岡本は巨人の看板選手じゃないのか。それを今度はレフトに回した。内野手が外野を守ったら遊びです。オレなら目をつぶっていても打球を捕れるよ。これで岡本の守備がうまくなるはずがない。首脳陣が都合よく使っているだけ。岡本がキャンプで必死に特守を受けてきた意味が全くない。
人間は生まれたら死ぬ。それと同じ自然の掟で、若い頃はいい選手でも、必ず衰える。三冠王を獲った落合(博満)がなぜユニフォームを脱いだのか。それは落合が悪いのではなく、自然の掟がそうなっているんです。それをわからずにやっているのが原(辰徳前監督)巨人の野球だった。そこから阿部がどういう形でベテランを干すか。そこが今シーズンの見どころだったはずだ。

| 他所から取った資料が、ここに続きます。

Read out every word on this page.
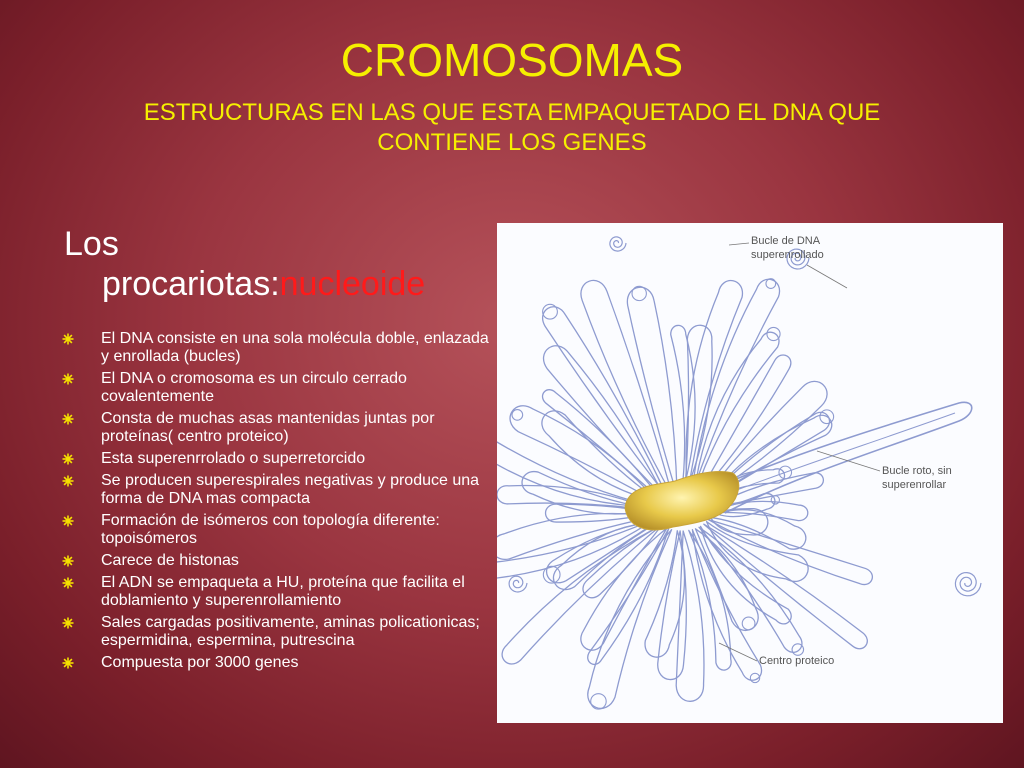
CROMOSOMAS
ESTRUCTURAS EN LAS QUE ESTA EMPAQUETADO EL DNA QUE CONTIENE LOS GENES
Los
procariotas:nucleoide
El DNA consiste en una sola molécula doble, enlazada y enrollada (bucles)
El DNA o cromosoma es un circulo cerrado covalentemente
Consta de muchas asas mantenidas juntas por proteínas( centro proteico)
Esta superenrrolado o superretorcido
Se producen superespirales negativas y produce una forma de DNA mas compacta
Formación de isómeros con topología diferente: topoisómeros
Carece de histonas
El ADN se empaqueta a HU, proteína que facilita el doblamiento y superenrollamiento
Sales cargadas positivamente, aminas policationicas; espermidina, espermina, putrescina
Compuesta por 3000 genes
Bucle de DNA superenrollado
Bucle roto, sin superenrollar
Centro proteico
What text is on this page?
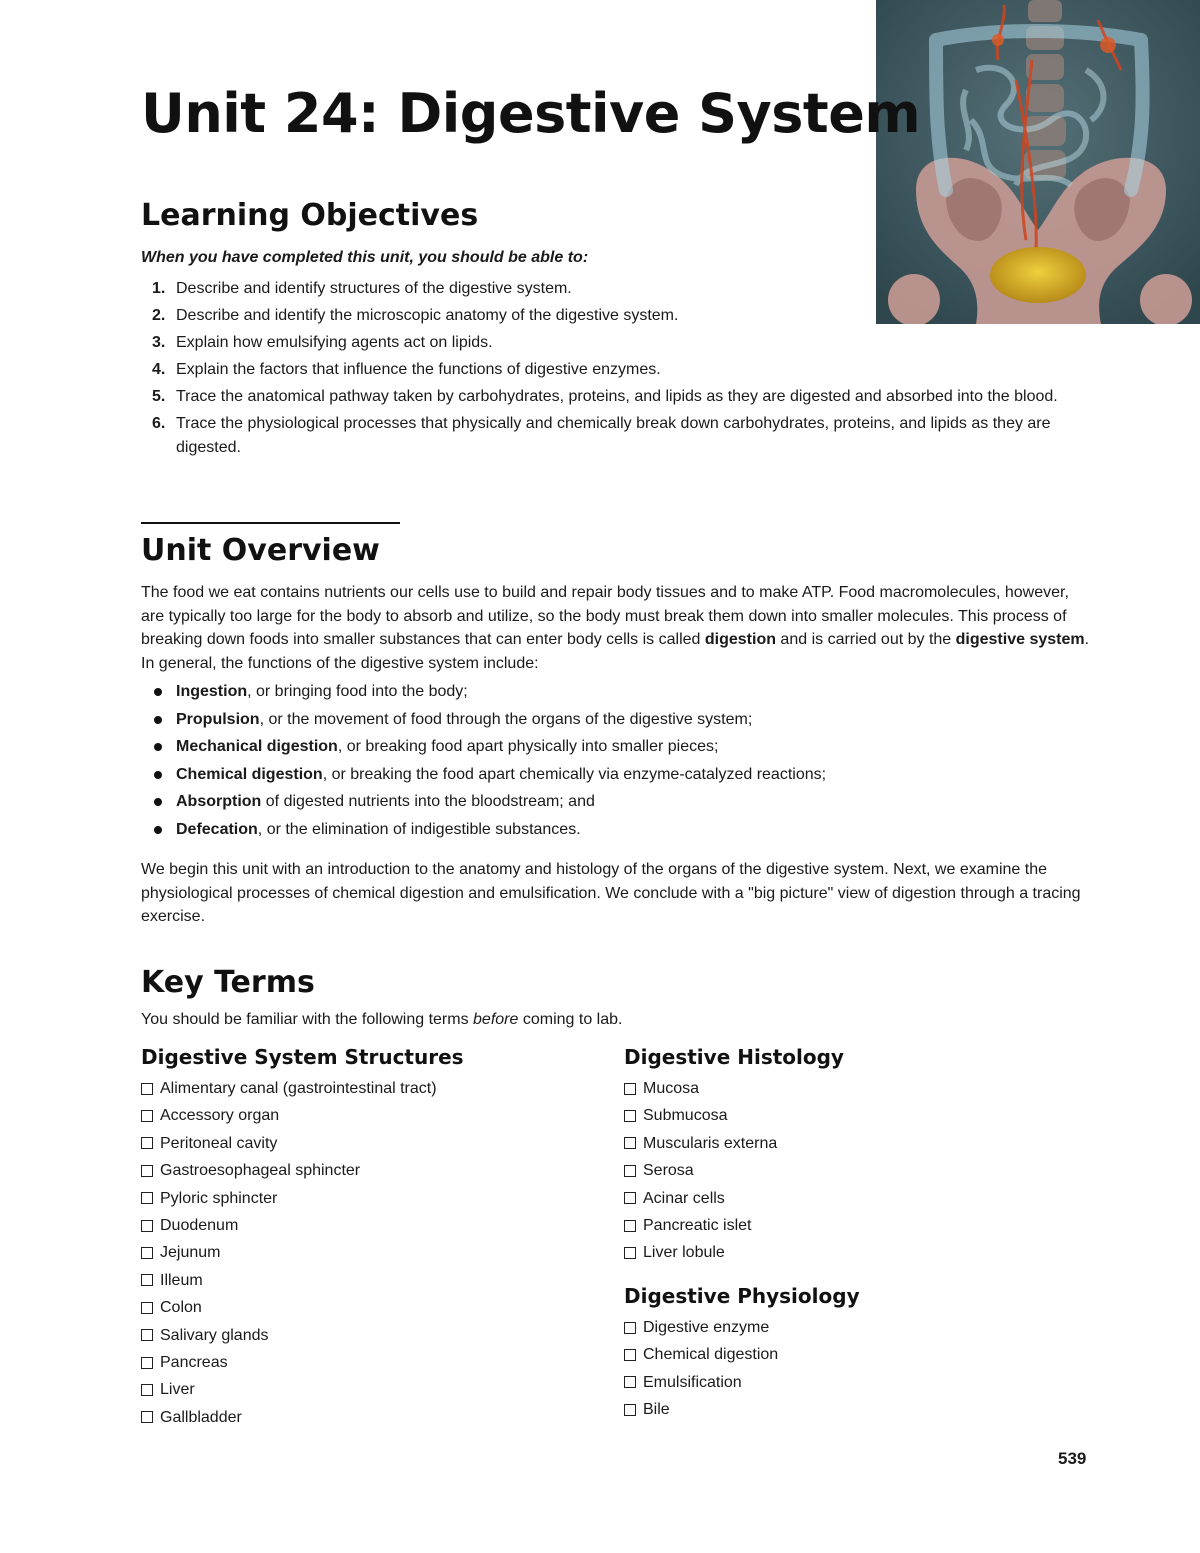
Unit 24: Digestive System
Learning Objectives

When you have completed this unit, you should be able to:

1. Describe and identify structures of the digestive system.
2. Describe and identify the microscopic anatomy of the digestive system.
3. Explain how emulsifying agents act on lipids.
4. Explain the factors that influence the functions of digestive enzymes.
5. Trace the anatomical pathway taken by carbohydrates, proteins, and lipids as they are digested and absorbed into the blood.
6. Trace the physiological processes that physically and chemically break down carbohydrates, proteins, and lipids as they are digested.
Unit Overview

The food we eat contains nutrients our cells use to build and repair body tissues and to make ATP. Food macromolecules, however, are typically too large for the body to absorb and utilize, so the body must break them down into smaller molecules. This process of breaking down foods into smaller substances that can enter body cells is called digestion and is carried out by the digestive system. In general, the functions of the digestive system include:

Ingestion, or bringing food into the body;
Propulsion, or the movement of food through the organs of the digestive system;
Mechanical digestion, or breaking food apart physically into smaller pieces;
Chemical digestion, or breaking the food apart chemically via enzyme-catalyzed reactions;
Absorption of digested nutrients into the bloodstream; and
Defecation, or the elimination of indigestible substances.

We begin this unit with an introduction to the anatomy and histology of the organs of the digestive system. Next, we examine the physiological processes of chemical digestion and emulsification. We conclude with a "big picture" view of digestion through a tracing exercise.

Key Terms

You should be familiar with the following terms before coming to lab.

Digestive System Structures
Alimentary canal (gastrointestinal tract)
Accessory organ
Peritoneal cavity
Gastroesophageal sphincter
Pyloric sphincter
Duodenum
Jejunum
Illeum
Colon
Salivary glands
Pancreas
Liver
Gallbladder
Digestive Histology
Mucosa
Submucosa
Muscularis externa
Serosa
Acinar cells
Pancreatic islet
Liver lobule
Digestive Physiology
Digestive enzyme
Chemical digestion
Emulsification
Bile

539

ところがどっこい、ベテランを干すどころかむしろどこまで頼るんだという野球をしている。坂本も若い頃はいい選手だったが、35歳を過ぎれば自然の掟で衰えてくる。もはやスタミナがない年齢なんですよ。それがわかっとらん。本人も首脳陣までもがいつまでもできると思っている。新聞も坂本が2か月ぶりのタイムリーを放ったと騒ぐ。実に情けない。